Back to letters - similarly to how the backend groups words into chunks, the frontend will abstract the board into chunks too. These chunks have multiple scales and resolutions, which is how Google Maps, Leaflet, and plenty of other zoomable interfaces work as well. Using a preexisting library was eschewed in favor of a custom-built (slop coded) design, for the weird needs of an infinite collaborative word search. At the furthest zoom, on some devices you can see over one million letters at once!
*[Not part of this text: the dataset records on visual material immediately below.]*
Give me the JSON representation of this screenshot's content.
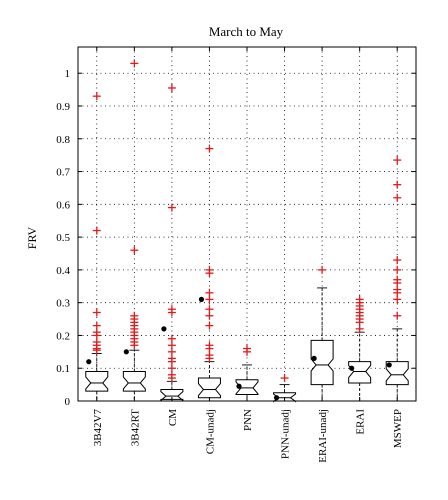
{
  "chart_data": {
    "type": "box",
    "title": "March to May",
    "ylabel": "FRV",
    "xlabel": "",
    "ylim": [
      0,
      1.08
    ],
    "yticks": [
      "0",
      "0.1",
      "0.2",
      "0.3",
      "0.4",
      "0.5",
      "0.6",
      "0.7",
      "0.8",
      "0.9",
      "1"
    ],
    "ytick_values": [
      0,
      0.1,
      0.2,
      0.3,
      0.4,
      0.5,
      0.6,
      0.7,
      0.8,
      0.9,
      1.0
    ],
    "grid": true,
    "notched": true,
    "categories": [
      "3B42V7",
      "3B42RT",
      "CM",
      "CM-unadj",
      "PNN",
      "PNN-unadj",
      "ERAI-unadj",
      "ERAI",
      "MSWEP"
    ],
    "boxes": [
      {
        "q1": 0.03,
        "median": 0.055,
        "q3": 0.09,
        "whisker_low": 0.0,
        "whisker_high": 0.145,
        "mean": 0.12,
        "outliers": [
          0.155,
          0.16,
          0.17,
          0.18,
          0.2,
          0.21,
          0.23,
          0.27,
          0.52,
          0.93
        ]
      },
      {
        "q1": 0.03,
        "median": 0.055,
        "q3": 0.09,
        "whisker_low": 0.0,
        "whisker_high": 0.155,
        "mean": 0.15,
        "outliers": [
          0.17,
          0.18,
          0.19,
          0.2,
          0.21,
          0.22,
          0.23,
          0.24,
          0.25,
          0.26,
          0.46,
          1.03
        ]
      },
      {
        "q1": 0.005,
        "median": 0.015,
        "q3": 0.035,
        "whisker_low": 0.0,
        "whisker_high": 0.06,
        "mean": 0.22,
        "outliers": [
          0.07,
          0.08,
          0.1,
          0.12,
          0.13,
          0.15,
          0.17,
          0.19,
          0.27,
          0.28,
          0.59,
          0.955
        ]
      },
      {
        "q1": 0.01,
        "median": 0.035,
        "q3": 0.07,
        "whisker_low": 0.0,
        "whisker_high": 0.12,
        "mean": 0.31,
        "outliers": [
          0.13,
          0.14,
          0.16,
          0.17,
          0.23,
          0.26,
          0.28,
          0.31,
          0.33,
          0.39,
          0.4,
          0.77
        ]
      },
      {
        "q1": 0.02,
        "median": 0.04,
        "q3": 0.065,
        "whisker_low": 0.0,
        "whisker_high": 0.11,
        "mean": 0.045,
        "outliers": [
          0.15,
          0.16
        ]
      },
      {
        "q1": 0.0,
        "median": 0.01,
        "q3": 0.025,
        "whisker_low": 0.0,
        "whisker_high": 0.05,
        "mean": 0.01,
        "outliers": [
          0.07
        ]
      },
      {
        "q1": 0.05,
        "median": 0.11,
        "q3": 0.185,
        "whisker_low": 0.0,
        "whisker_high": 0.345,
        "mean": 0.13,
        "outliers": [
          0.4
        ]
      },
      {
        "q1": 0.055,
        "median": 0.09,
        "q3": 0.12,
        "whisker_low": 0.0,
        "whisker_high": 0.21,
        "mean": 0.1,
        "outliers": [
          0.22,
          0.24,
          0.25,
          0.26,
          0.27,
          0.28,
          0.29,
          0.3,
          0.31
        ]
      },
      {
        "q1": 0.05,
        "median": 0.08,
        "q3": 0.12,
        "whisker_low": 0.0,
        "whisker_high": 0.22,
        "mean": 0.11,
        "outliers": [
          0.26,
          0.31,
          0.33,
          0.34,
          0.36,
          0.37,
          0.4,
          0.43,
          0.62,
          0.66,
          0.735
        ]
      }
    ],
    "colors": {
      "box": "#000000",
      "outlier": "#e31a1c",
      "grid": "#000000",
      "mean": "#000000"
    }
  }
}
Instead of repainting every visible letter from scratch every frame, the app pre-renders bitmap chunks and then reuses those bitmaps while you pan. The level of zoom informs the size of these chunks. In the current implementation, that ranges from tiny close-up chunks of 8 cells with high-fidelity sprites, all the way out to 256-cell chunks at low zoom. The sprite sizes scale similarly, from detailed 128x128 pixel characters down to an unreadable but accurate 3x3 pixel per character. Past that level of zoom, we just render random noise, and it’s almost impossible to tell it’s different from the real characters. Sue me!

Web Worker + OffscreenCanvas

One of the biggest performance gains came from leaning hard on `OffscreenCanvas`, especially inside a Web Worker.

As mentioned, we render chunks at once, so they can be cached and reused while you pan or zoom. In earlier versions - all of that chunk generation would compete directly with input handling and the visible canvas on the main thread. Meaning that panning would stutter and the whole experience would feel sticky.

Migrating to using OffscreenCanvas in a WebWorker vastly improved the feel of the app. A worker receives a request to render a chunk, uses `OffscreenCanvas` to rasterize the letters and highlights for that chunk, converts the result into an `ImageBitmap`, and sends it back to be composited on screen.

Now, instead of stuttering when your device is slow, panning can still feel smooth because input and camera movement are not blocked by rasterization. The slowness shows up as a delay before the tiles you just panned to become fully sharp, rather than as hitching and dropping frames while dragging.